À quoi servira ce nouveau bâtiment consacré à l’innovation ?

Jean Mane : D’une superficie de 10 000 m2 pour un investissement estimé à 30 millions d’euros, ce centre regroupera en un seul lieu la plupart des activités d’innovation et de recherche et des procédés pilotes industriels de nos divisions arômes et parfums du Bar-sur-Loup. Il y aura des ateliers et laboratoires d’extraction et d’extrusion, les laboratoires d’encapsulation, des lignes pilotes permettant de petites séries en boissons, produits salés, laitiers et alternatifs végétaux, des laboratoires dédiés aux nouvelles technologies de demain, des plateformes de tests et de recherche pour nos nouveaux procédés industriels ou encore un plateau de synergie entrepreneuriale à destination de start-up et micro-entreprises innovantes. Nous visons une inauguration en 2023. Nous privilégierons bien sûr des entreprises locales., notamment de BTP. De la même façon que je voudrais espérer que toutes les entreprises françaises qui consomment des arômes et parfums s’adressent à nous parce que nous sommes français. Malheureusement, ce chauvinisme est malheureusement plus développé dans d'autres pays industriels comme l'Allemagne.

Dans ce contexte, comment envisagez-vous l’année 2021 ?

Jean Mane : Nous sommes déjà dans l’incertitude pour la fin 2020 ! Nous n’avons eu recours à aucun des dispositifs de l’État. D’autres entreprises en ont davantage besoin que nous. Nous avons payé à temps nos salaires, nos impôts, nos cotisations sociales. Quelle perspective pour 2021 ? Je n’en sais rien. Y aura-t-il une troisième vague ? La France pourra-t-elle rembourser toute sa dette ? Le groupe Mane se portait mieux à la fin du premier semestre qu’à la fin du troisième trimestre. J’aimerais limiter la casse mais il faut se battre sur tous les fronts et gagner des parts de marché. Nos grands concurrents internationaux, suisses, américains, allemands, japonais, ne sont pas inactifs non plus, tant s'en faut.

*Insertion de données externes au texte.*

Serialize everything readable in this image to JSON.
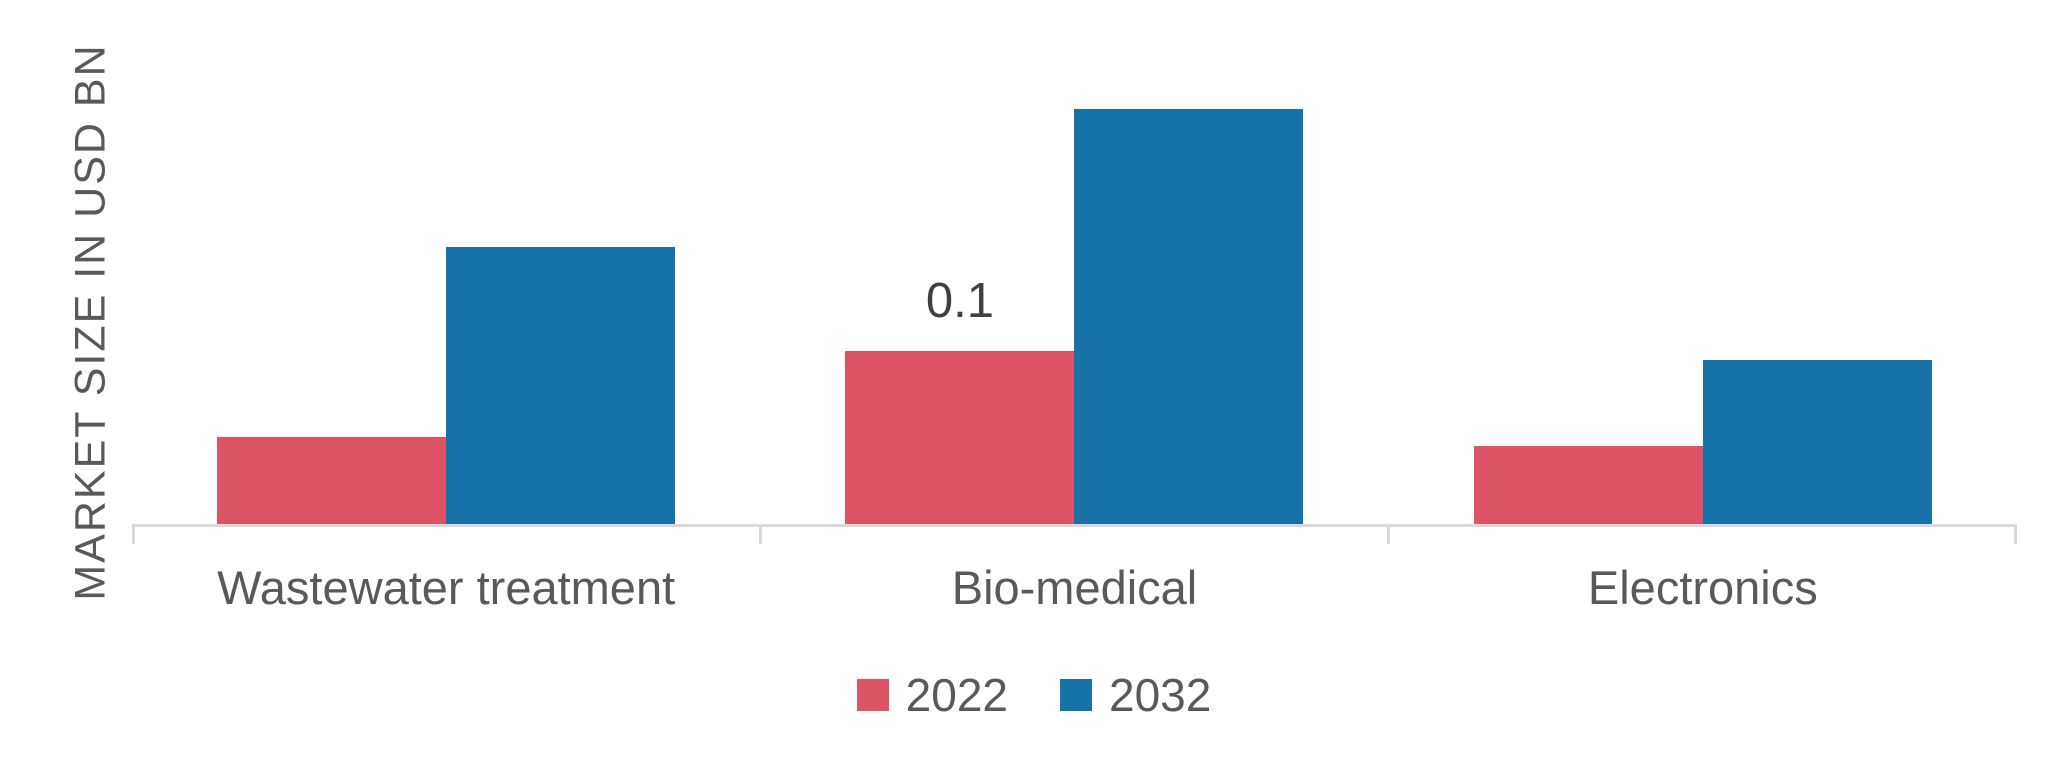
{
  "chart_data": {
    "type": "bar",
    "title": "",
    "categories": [
      "Wastewater treatment",
      "Bio-medical",
      "Electronics"
    ],
    "series": [
      {
        "name": "2022",
        "color": "#dd5467",
        "values": [
          0.05,
          0.1,
          0.045
        ]
      },
      {
        "name": "2032",
        "color": "#1773a7",
        "values": [
          0.16,
          0.24,
          0.095
        ]
      }
    ],
    "data_labels": [
      {
        "series": "2022",
        "category": "Bio-medical",
        "text": "0.1"
      }
    ],
    "xlabel": "",
    "ylabel": "MARKET SIZE IN USD BN",
    "ylim": [
      0,
      0.2566
    ],
    "grid": false,
    "y_axis_ticks_visible": false,
    "legend_position": "bottom"
  },
  "colors": {
    "axis": "#d9d9d9",
    "category_text": "#595959",
    "axis_title_text": "#595959",
    "data_label_text": "#404040",
    "background": "#ffffff"
  }
}
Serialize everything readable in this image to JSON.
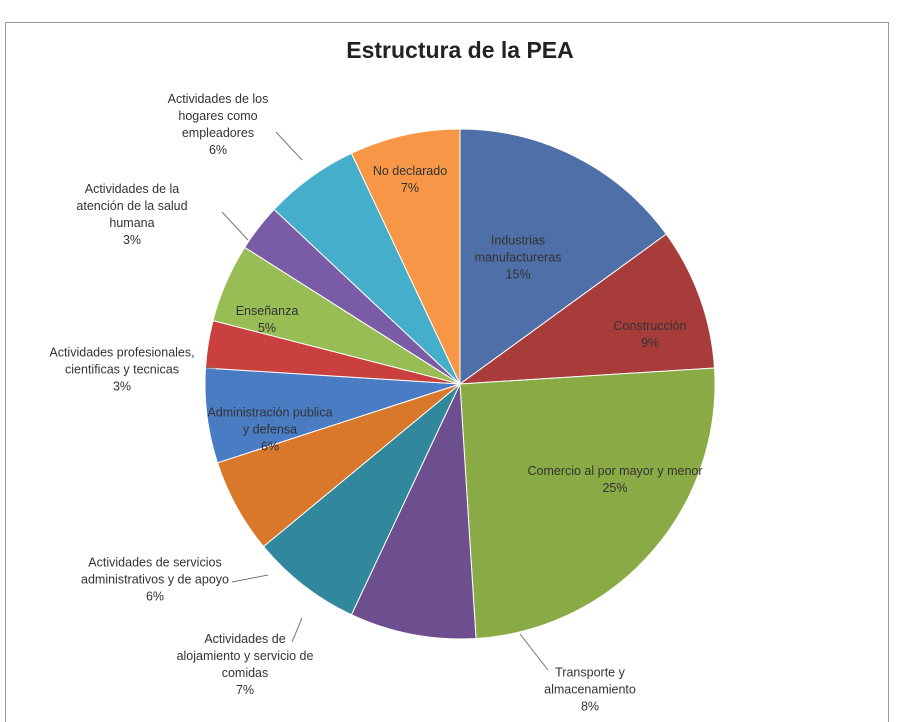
{
  "chart_data": {
    "type": "pie",
    "title": "Estructura de la PEA",
    "categories": [
      "Industrias manufactureras",
      "Construcción",
      "Comercio al por mayor y menor",
      "Transporte y almacenamiento",
      "Actividades de alojamiento y servicio de comidas",
      "Actividades de servicios administrativos y de apoyo",
      "Administración publica y defensa",
      "Actividades profesionales, cientificas y tecnicas",
      "Enseñanza",
      "Actividades de la atención de la salud humana",
      "Actividades de los hogares como empleadores",
      "No declarado"
    ],
    "values": [
      15,
      9,
      25,
      8,
      7,
      6,
      6,
      3,
      5,
      3,
      6,
      7
    ],
    "value_labels": [
      "15%",
      "9%",
      "25%",
      "8%",
      "7%",
      "6%",
      "6%",
      "3%",
      "5%",
      "3%",
      "6%",
      "7%"
    ],
    "colors": [
      "#4f6fa8",
      "#a83c3a",
      "#8aaa45",
      "#6d4f8f",
      "#31879c",
      "#d9782b",
      "#4a7cc4",
      "#c9403e",
      "#98bd55",
      "#7a5ba5",
      "#45aecb",
      "#f79646"
    ]
  }
}
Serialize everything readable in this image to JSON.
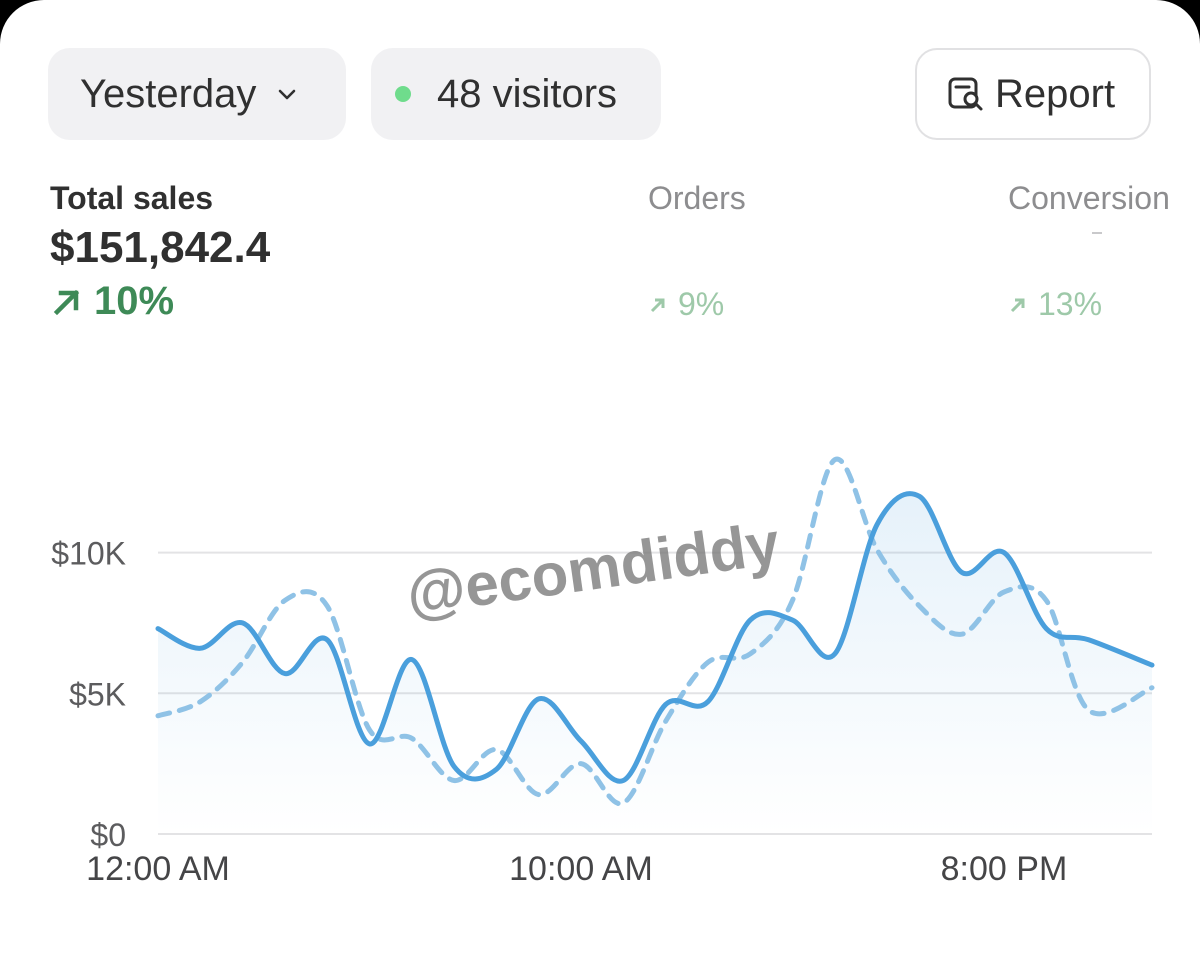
{
  "filters": {
    "date_range": "Yesterday",
    "visitors": "48 visitors",
    "report_label": "Report"
  },
  "metrics": {
    "total_sales": {
      "label": "Total sales",
      "value": "$151,842.4",
      "change": "10%"
    },
    "orders": {
      "label": "Orders",
      "change": "9%"
    },
    "conversion": {
      "label": "Conversion",
      "change": "13%"
    }
  },
  "colors": {
    "current_series": "#4a9fdc",
    "comparison_series": "#8fc2e6",
    "positive": "#3e8a57",
    "live_dot": "#6fdc8c"
  },
  "watermark": "@ecomdiddy",
  "chart_data": {
    "type": "line",
    "x_ticks": [
      "12:00 AM",
      "10:00 AM",
      "8:00 PM"
    ],
    "y_ticks": [
      "$0",
      "$5K",
      "$10K"
    ],
    "ylim": [
      0,
      14000
    ],
    "xlim": [
      0,
      23.5
    ],
    "grid": true,
    "series": [
      {
        "style": "solid",
        "points": [
          [
            0,
            7300
          ],
          [
            1,
            6600
          ],
          [
            2,
            7500
          ],
          [
            3,
            5700
          ],
          [
            4,
            6900
          ],
          [
            5,
            3200
          ],
          [
            6,
            6200
          ],
          [
            7,
            2400
          ],
          [
            8,
            2300
          ],
          [
            9,
            4800
          ],
          [
            10,
            3300
          ],
          [
            11,
            1900
          ],
          [
            12,
            4600
          ],
          [
            13,
            4700
          ],
          [
            14,
            7600
          ],
          [
            15,
            7600
          ],
          [
            16,
            6400
          ],
          [
            17,
            11000
          ],
          [
            18,
            12000
          ],
          [
            19,
            9300
          ],
          [
            20,
            10000
          ],
          [
            21,
            7300
          ],
          [
            22,
            6900
          ],
          [
            23.5,
            6000
          ]
        ]
      },
      {
        "style": "dashed",
        "points": [
          [
            0,
            4200
          ],
          [
            1,
            4700
          ],
          [
            2,
            6100
          ],
          [
            3,
            8300
          ],
          [
            4,
            8100
          ],
          [
            5,
            3700
          ],
          [
            6,
            3400
          ],
          [
            7,
            1900
          ],
          [
            8,
            3000
          ],
          [
            9,
            1400
          ],
          [
            10,
            2500
          ],
          [
            11,
            1100
          ],
          [
            12,
            4000
          ],
          [
            13,
            6100
          ],
          [
            14,
            6400
          ],
          [
            15,
            8300
          ],
          [
            16,
            13300
          ],
          [
            17,
            10100
          ],
          [
            18,
            8100
          ],
          [
            19,
            7100
          ],
          [
            20,
            8600
          ],
          [
            21,
            8300
          ],
          [
            22,
            4400
          ],
          [
            23.5,
            5200
          ]
        ]
      }
    ]
  }
}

Vous ne semblez pas très optimiste ?

Jean Mane : Non, je suis réaliste. Il nous faut sans arrêt nous adapter. Cette crise nous aura au moins permis d’être plus agiles, plus réactifs, plus imaginatifs d’où le projet de centre d’innovation. Nous sommes prêts à lancer le chantier dès que possible, dès les autorisations obtenues.